SÜNEN-İ TİRMİZİ

Bablar Konular Numaralar  

KİTABU’T-TEFSİR BAHSİ

<< 3010 >>

DEVAM: 4- Al-i Imran suresinin tefsir edilen ayetleri.

 

حدثنا يحيى بن حبيب بن عربي حدثنا موسى بن إبراهيم بن كثير الأنصاري قال سمعت طلحة بن خراش قال سمعت جابر بن عبد الله يقول لقيني رسول الله صلى الله عليه وسلم فقال لي يا جابر ما لي أراك منكسرا قلت يا رسول الله استشهد أبي قتل يوم أحد وترك عيالا ودينا قال أفلا أبشرك بما لقي الله به أباك قال قلت بلى يا رسول الله قال ما كلم الله أحدا قط إلا من وراء حجاب وأحيا أباك فكلمه كفاحا فقال يا عبدي تمن علي أعطك قال يا رب تحييني فأقتل فيك ثانية قال الرب عز وجل إنه قد سبق مني أنهم إليها لا يرجعون قال وأنزلت هذه الآية { ولا تحسبن الذين قتلوا في سبيل الله أمواتا }  الآية

 

Câbir b.

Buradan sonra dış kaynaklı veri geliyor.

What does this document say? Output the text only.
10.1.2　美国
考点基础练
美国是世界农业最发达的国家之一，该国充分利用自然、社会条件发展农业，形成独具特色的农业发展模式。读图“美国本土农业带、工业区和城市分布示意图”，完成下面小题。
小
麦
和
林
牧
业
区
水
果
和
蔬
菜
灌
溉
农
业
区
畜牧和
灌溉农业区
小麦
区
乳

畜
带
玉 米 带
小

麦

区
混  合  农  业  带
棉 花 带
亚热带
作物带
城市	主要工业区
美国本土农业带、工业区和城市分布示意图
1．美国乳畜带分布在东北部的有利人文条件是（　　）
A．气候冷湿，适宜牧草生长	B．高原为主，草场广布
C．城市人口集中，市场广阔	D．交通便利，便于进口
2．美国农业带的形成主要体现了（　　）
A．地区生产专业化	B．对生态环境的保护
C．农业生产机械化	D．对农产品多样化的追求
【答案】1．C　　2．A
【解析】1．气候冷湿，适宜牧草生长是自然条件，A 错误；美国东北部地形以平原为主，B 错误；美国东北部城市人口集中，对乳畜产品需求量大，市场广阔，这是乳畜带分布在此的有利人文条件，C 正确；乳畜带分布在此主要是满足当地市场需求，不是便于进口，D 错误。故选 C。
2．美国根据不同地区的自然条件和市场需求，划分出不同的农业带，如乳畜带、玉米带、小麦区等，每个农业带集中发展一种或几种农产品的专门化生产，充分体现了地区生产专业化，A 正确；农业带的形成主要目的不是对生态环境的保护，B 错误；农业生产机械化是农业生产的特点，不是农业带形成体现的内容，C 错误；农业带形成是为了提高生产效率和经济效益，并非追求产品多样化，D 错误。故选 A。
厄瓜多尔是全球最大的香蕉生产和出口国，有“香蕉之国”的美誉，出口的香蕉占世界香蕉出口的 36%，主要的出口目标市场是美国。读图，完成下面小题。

Abdullah (r.a.)’den rivâyete göre, şöyle demiştir: Rasûlullah (s.a.v.), benimle karşılaştı ve Ey Câbir, seni neden kırgın görüyorum? dedi. Ben de: Ey Allah’ın Rasûlü! Babam, Uhud gününde şehîd düştü, geride kalan borç ve çolukçocuk bıraktı, dedim. Rasûlullah (s.a.v.), babanın Allah tarafından nasıl karşılandığını sana haber vereyim mi? Ben de: Evet Ey Allah’ın Rasûlü! dedim. Şöyle buyurdular: Allah bir kimseyle ancak perde arkasından konuşmuştur. Fakat babanı diriltmiş ve arada perde olmaksızın yüz yüze konuşarak şöyle buyurmuştur: Ey kulum dile benden sana dileğini vereyim o da Ey Rabbim beni dirilt senin yolunda ikinci kez öldürüleyim. Allah’ta şöyle buyurdu: Enbiya sûresi 95. ayete göre tekrar dünyaya dönmek mümkün değildir ve Âl-i Imrân 169. ayet indirildi: “Fakat Allah yolunda öldürülenleri ölüler sanmayın. Hayır onlar diridir. Rableri katında rızıklanmaktadırlar.”

 

 

Diğer tahric: İbn Mâce, Mukaddime

 

قال أبو عيسى هذا حديث حسن غريب من هذا الوجه وقد روى عبد الله بن محمد بن عقيل عن جابر شيئا من هذا ولا نعرفه إلا من حديث موسى بن إبراهيم ورواه علي بن عبد الله بن المديني وغير واحد من كبار أهل الحديث هكذا عن موسى بن إبراهيم

 

Tirmizî: Bu hadis bu şekliyle hasen garibtir. Abdullah b. Muhammed b. Akîl, Câbir’den bu hadisin bir kısmını nakletmiştir. Bu hadisi sadece Musa b. İbrahim’in rivâyetiyle bilmekteyiz. Ali b. Abdullah el Medînî ve pek çok ileri gelen hadisçiler bu hadisi Musa b. İbrahim’den bize aktarmışlardır.